DOI: https://doi.org/10.21954/ou.ro.00010169


This thesis examines the impact of local political units of the Labour Party on the development of national party policy for Combined Heat and Power/District Heating (CHP/DH) energy production technology over the period 1977-87. Three particular localities, Newcastle, Sheffield and London, were selected for study because they had an important role in advocating the local development of CHP/DH. But the local implementation of CHP/DH in these Labour controlled local authorities was severely constrained by the policies of the Conservative Government and the institutional constraints imposed by the Electricity Supply Industry. One response by these localities has been the localisation of national party policy for CHP/DH. This refers to a local role in the formulation of national party policies by using the local-national party interface to transmit local policies and demands to the centre. Localisation is a complex process, it varies overtime, particular localities have different roles, a wide variety of structures linking the local-national party are utilised, different types of localisation are advocated by particular local groups and there are varying national party responses to the local demands.
It would be impossible to understand the development of national Labour Party policy for CHP/DH without an analysis of the role of particular Labour controlled local authorities in national policy formulation. The three cities examined in this study have provided an important axis of support for CHP/DH. They ensured that CHP/DH was placed on the national party policy agenda, provided local demonstrations of potential national policies, attempted to give policy a spatial dimension and develop a commitment to the municipal development of CHP/DH. But the national response to these demands was ambiguous.
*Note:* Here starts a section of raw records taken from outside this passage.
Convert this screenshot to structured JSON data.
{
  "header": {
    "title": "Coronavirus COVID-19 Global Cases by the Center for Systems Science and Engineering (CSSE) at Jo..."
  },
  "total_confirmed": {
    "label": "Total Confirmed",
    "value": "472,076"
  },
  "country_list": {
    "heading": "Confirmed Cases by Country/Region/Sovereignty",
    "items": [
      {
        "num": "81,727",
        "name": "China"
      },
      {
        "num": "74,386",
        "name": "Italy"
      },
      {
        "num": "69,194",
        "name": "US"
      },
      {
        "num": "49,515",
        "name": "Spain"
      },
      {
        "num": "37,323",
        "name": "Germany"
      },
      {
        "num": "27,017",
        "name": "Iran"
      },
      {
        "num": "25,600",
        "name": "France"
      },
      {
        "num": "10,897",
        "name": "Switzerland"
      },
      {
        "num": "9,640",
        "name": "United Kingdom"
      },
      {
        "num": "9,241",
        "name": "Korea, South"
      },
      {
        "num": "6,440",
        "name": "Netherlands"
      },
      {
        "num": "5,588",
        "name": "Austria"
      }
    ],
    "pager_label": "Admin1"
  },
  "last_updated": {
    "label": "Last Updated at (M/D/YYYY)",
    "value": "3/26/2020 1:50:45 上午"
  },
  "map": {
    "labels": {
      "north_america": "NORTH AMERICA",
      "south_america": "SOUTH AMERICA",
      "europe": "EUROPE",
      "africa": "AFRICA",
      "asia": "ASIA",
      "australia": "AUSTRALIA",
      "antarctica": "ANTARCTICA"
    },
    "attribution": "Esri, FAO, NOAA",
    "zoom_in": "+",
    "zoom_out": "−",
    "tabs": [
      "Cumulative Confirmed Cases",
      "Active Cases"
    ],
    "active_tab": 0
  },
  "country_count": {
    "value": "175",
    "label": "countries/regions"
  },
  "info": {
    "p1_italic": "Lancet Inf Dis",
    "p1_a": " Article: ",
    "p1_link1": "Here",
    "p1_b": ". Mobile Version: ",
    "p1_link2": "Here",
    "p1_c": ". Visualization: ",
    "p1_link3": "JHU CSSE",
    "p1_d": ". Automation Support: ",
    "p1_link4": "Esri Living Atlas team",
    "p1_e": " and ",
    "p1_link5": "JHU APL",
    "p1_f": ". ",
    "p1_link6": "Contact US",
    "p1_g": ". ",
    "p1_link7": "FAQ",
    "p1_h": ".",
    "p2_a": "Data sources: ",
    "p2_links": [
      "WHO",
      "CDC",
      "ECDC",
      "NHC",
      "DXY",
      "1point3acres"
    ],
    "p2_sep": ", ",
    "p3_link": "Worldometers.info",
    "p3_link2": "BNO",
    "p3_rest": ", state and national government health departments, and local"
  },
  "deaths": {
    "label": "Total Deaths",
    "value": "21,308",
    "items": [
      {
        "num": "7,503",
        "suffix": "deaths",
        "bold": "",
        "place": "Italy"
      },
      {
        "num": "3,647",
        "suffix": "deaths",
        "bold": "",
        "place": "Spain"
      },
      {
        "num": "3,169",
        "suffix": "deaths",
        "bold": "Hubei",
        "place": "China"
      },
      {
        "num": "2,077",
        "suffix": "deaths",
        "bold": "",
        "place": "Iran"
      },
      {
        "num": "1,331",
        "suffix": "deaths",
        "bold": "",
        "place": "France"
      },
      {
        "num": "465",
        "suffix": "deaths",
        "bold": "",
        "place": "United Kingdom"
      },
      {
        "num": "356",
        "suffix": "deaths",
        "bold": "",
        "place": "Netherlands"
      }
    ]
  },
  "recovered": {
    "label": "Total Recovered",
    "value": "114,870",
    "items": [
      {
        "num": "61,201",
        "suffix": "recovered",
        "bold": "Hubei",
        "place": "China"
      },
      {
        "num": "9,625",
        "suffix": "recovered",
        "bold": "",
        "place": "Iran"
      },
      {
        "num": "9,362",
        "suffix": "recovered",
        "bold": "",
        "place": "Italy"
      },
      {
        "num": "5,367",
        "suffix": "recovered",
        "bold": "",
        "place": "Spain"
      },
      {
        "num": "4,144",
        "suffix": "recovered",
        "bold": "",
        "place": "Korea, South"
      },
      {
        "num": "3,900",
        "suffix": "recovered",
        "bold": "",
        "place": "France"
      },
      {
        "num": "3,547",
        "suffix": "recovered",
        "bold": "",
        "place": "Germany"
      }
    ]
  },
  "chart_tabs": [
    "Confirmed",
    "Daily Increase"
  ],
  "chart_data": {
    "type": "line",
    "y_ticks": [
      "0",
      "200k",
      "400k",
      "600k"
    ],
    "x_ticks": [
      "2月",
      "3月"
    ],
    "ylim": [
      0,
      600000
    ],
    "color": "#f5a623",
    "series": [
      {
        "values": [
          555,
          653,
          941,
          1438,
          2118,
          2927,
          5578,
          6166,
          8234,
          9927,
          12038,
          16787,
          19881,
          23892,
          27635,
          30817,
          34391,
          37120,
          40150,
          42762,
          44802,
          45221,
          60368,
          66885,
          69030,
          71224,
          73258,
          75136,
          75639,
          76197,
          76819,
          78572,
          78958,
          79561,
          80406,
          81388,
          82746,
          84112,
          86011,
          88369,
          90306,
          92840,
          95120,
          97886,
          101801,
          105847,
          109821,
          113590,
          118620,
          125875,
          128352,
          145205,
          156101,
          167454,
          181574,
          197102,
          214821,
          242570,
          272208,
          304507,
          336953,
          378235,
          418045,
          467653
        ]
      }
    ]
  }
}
The national policy has reformulated and selected from the local demands and national party support for CHP/DH sits uncomfortably alongside other contradictory energy policies. However the local units of the party have ensured that CHP/DH was kept on the national party policy agenda, built up a body of support for CHP/DH and tried to ensure that the technology is incorporated into alternative strategies which could be implemented if a Labour government is elected.